ComfyUI 側はカスタムノードの更新で依存が壊れやすいです。動いている環境をクローンしてからノードを足すと、本番が死ににくいです。
画像から動画にするときの参照の作り方
I2V や FramePack の入力画像は、次があると安定しやすいです。
- 被写体が大きく、顔や胴が途中で切れない
- 背景が単純すぎず、ただしノイズだらけでもない
- 手足が重なっていない
- 解像度が極端に低いアップスケールばかり、になっていない
元画像の時点で手指が崩れていると、動画でも直りません。画像生成側で直してから動画に渡す方が、トータルでは早いことが多いです。流れは 画像から動画へ変換ガイド も参考になります。
販売・公開前の注意
動画は画像より権利と規約の面が目立ちます。実在人物の顔、既存キャラの無断、未成年に見える描写、BGM の無断使用は避けてください。収益化の全体像は AI動画で稼ぐガイド へ。モデル側のライセンス(Wan は Apache 2.0 表示が多い等)も、使う LoRA とセットで確認します。
まとめ
低VRAMで動画を伸ばしたいなら FramePack の公式要件と GUI から入るのが分かりやすいです。自由にノードを組むなら ComfyUI と Wan 2.1(公式例や WanVideoWrapper)です。VRAM 数字は環境依存の目安に留め、TeaCache や量子化は品質とのトレードオフとして扱ってください。

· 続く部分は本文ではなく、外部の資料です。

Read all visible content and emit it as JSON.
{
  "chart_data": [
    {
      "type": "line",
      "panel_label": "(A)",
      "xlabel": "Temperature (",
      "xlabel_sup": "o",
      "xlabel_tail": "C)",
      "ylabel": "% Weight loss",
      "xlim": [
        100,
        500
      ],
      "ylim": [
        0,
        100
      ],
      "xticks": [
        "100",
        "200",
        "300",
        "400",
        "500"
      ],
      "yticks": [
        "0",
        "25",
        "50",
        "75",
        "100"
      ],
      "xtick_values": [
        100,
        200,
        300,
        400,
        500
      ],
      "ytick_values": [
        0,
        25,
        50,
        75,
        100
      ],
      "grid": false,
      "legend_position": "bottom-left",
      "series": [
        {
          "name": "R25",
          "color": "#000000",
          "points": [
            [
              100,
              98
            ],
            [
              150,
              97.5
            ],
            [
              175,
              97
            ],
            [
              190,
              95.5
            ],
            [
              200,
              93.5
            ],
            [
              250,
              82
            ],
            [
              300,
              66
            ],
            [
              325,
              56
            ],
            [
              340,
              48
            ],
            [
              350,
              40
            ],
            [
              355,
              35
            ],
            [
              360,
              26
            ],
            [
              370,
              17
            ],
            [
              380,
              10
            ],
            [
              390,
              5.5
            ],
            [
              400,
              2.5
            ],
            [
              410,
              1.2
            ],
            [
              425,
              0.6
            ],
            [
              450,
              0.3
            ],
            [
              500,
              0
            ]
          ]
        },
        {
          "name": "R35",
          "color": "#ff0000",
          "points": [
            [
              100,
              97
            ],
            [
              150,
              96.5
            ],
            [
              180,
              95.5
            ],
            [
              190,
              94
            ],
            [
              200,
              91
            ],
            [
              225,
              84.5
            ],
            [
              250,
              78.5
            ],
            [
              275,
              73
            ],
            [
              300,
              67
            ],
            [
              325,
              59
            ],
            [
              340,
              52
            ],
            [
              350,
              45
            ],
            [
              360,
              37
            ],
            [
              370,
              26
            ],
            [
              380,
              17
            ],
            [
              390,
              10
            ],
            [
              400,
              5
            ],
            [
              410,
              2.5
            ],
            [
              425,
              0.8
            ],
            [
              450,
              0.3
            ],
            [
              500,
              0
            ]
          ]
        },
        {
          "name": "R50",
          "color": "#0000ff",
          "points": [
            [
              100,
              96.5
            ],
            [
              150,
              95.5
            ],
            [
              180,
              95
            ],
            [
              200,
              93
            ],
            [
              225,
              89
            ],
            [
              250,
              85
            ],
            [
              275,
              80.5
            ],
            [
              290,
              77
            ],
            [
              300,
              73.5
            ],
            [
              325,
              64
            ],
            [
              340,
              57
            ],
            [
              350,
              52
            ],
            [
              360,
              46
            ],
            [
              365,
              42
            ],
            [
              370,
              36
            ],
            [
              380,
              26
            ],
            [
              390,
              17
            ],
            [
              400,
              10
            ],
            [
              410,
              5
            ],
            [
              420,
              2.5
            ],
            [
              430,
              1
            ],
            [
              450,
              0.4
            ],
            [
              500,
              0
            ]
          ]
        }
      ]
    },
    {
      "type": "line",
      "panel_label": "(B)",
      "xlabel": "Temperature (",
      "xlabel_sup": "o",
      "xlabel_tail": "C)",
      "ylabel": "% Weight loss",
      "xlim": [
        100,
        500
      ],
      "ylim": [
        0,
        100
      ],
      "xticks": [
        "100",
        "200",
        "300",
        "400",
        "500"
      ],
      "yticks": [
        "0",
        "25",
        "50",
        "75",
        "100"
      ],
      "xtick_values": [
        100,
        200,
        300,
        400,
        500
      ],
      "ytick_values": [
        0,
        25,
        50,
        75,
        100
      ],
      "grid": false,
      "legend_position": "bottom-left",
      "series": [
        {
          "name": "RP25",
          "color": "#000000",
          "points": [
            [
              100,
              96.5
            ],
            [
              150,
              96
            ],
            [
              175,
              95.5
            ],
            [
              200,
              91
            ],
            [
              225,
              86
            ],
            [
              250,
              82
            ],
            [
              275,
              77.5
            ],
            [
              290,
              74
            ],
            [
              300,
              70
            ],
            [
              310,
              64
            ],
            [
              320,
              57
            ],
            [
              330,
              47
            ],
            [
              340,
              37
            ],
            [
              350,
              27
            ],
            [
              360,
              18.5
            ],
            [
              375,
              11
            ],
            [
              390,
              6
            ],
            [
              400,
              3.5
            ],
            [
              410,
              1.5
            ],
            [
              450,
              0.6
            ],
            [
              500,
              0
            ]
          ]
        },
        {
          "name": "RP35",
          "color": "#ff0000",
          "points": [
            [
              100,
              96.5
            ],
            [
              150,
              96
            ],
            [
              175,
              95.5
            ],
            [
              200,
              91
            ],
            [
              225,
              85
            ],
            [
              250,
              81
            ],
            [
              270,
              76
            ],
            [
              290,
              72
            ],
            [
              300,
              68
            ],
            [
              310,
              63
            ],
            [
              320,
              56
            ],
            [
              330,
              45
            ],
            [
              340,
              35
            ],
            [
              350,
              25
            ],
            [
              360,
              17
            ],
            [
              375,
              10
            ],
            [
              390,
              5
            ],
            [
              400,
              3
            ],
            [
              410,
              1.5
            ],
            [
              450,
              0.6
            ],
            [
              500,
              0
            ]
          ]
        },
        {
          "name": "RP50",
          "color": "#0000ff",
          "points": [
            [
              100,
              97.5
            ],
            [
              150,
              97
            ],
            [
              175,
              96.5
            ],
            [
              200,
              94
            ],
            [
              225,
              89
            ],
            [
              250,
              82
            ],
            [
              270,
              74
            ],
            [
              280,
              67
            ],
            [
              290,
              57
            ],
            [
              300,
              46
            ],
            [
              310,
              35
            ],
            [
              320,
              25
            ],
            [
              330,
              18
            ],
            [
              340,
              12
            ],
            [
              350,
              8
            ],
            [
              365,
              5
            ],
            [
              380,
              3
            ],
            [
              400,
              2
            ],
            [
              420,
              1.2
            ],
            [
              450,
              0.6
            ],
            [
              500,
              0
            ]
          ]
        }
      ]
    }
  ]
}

NSFW は破綻と規約と権利が同時に来ます。短い尺で検証し、問題ない素材とライセンスだけで公開・販売に進んでください。基礎概念は Wan 2.1 ガイド と ツール比較 に戻ると整理しやすいです。公式 README は更新が速いので、詰まったらまず GitHub の最新 Requirements と example を開く習慣をつけてください。同じ失敗を繰り返さないよう、うまくいった解像度・秒数・シードだけメモしておくと、次の試作が早くなります。